These challenges underlie possible conflicts and disputes, which may not only cause damage to the project owner and the contractor, but also may directly impair the outcome of projects. Having a relatively low-cost negotiation is the most popular resolution to settle disputes in comparison with other alternatives, such as partnering, arbitration, and dispute review boards [3]. Therefore, modelling negotiation as a way to settle conflicts between the project owner and the contractor has attracted research interest. While earlier studies concentrate on developing a framework or tactic for the negotiating parties, the more contemporary research incorporates game theory to obtain the optimal outcome. Game theory may offer solutions to the problem by providing quantitative models of conflict and co-operation between intelligent, rational decision-makers [4]. It also suggests insights on how one’s decision will influence that of another and thus can be used to resolve conflicts and optimise risk handling between stakeholders in project management. By using game theory, project managers could reduce the chances of conflicts and gain better control in managing the owner-contractor liaison [5]. A number of studies have employed game theory in specific project settings in recent years, by focusing on the negotiation between the government and the private funding parties in Public-Private Partnership projects [6,7,8], and/or over some particular types of contracts, such as the BOT (Build-Operate-Transfer) contracts [9,10]. However, project management is known to be a broad discipline and the practitioners are keen to obtain a holistic and pluralistic understanding of stakeholder engagement [2]. It is therefore of interest to establish game theory as a means to provide a generalised negotiation model that can fit into different project environments.

This paper investigates the feasibility of utilising the evolutionary game theory in project management by setting up a representative model of a conflict between the owner and the contractor.

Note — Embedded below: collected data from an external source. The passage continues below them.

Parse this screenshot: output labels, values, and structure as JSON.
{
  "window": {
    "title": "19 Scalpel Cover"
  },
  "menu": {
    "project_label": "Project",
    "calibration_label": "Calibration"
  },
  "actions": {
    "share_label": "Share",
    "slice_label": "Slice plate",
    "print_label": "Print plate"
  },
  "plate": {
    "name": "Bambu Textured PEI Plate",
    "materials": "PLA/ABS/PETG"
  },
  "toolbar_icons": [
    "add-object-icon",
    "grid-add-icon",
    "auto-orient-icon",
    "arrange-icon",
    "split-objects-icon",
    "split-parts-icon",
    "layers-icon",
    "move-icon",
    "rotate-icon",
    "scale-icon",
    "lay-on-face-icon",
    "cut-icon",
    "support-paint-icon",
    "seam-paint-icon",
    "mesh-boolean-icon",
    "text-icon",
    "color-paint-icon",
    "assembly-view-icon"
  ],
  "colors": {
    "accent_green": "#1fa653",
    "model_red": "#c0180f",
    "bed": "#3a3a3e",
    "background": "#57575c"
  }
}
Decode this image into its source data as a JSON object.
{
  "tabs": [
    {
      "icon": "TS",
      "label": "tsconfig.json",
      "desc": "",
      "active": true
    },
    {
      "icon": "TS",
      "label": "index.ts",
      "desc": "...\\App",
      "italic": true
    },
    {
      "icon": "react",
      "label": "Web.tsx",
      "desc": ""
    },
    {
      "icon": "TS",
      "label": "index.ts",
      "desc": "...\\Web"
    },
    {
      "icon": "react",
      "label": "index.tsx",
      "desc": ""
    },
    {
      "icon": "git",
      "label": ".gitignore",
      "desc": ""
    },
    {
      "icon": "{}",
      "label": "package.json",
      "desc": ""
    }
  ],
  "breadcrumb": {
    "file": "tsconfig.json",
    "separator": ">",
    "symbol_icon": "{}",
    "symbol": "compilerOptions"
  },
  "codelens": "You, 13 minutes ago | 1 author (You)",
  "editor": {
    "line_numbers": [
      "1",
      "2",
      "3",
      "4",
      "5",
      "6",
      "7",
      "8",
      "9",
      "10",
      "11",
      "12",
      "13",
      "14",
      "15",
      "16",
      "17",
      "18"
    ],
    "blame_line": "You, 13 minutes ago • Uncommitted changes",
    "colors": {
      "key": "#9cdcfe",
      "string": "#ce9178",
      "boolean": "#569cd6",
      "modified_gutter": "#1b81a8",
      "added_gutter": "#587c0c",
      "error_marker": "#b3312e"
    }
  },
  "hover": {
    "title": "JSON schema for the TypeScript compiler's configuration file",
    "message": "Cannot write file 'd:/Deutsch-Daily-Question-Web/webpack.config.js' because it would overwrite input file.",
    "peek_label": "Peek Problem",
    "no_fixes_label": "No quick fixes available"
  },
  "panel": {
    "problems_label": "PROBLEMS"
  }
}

The game is set in the context of the classical Hawk-Dove game, and the stability of Nash equilibria is studied through both analytical derivations and computational simulations. In doing so, the well-known Hawk-Dove evolutionary game is generalised by introducing cost sharing ratios for both players. Follow-up analysis is conducted by analysing the adaptation of optimal strategies and stability of the resultant equilibria under noisy and latent conditions which are typical in practical scenarios.

## 2. Evolutionary Game Theory: Generalised Hawk-Dove Model

The Hawk-Dove game originally developed by Maynard Smith [11] is one of the well-recognised standard paradigms of evolutionary game theory. It draws inspiration from the biology and models two players, hawk and dove, engaging in a single symmetric contest over a resource [12]. The payoff matrix for the Hawk-Dove game includes the value of the contested resource v, and the cost of an escalated fight c (Table 1). It is almost always assumed that the value of the resource is less than the cost of a fight, i.e., $c>v>0$ [11]. The cost of fight only incurs if a hawk confronts another hawk, producing the resultant payoff for each player as $\frac{v-c}{2}$. When a dove meets another dove, however, no fight will engage and they share the resource equally, each with payoff $\frac{v}{2}$. The payoffs for a hawk encountering a dove reflect the discrepancy of the fighting ability for the two species so that the hawk receives the resource v in full while the dove has nothing.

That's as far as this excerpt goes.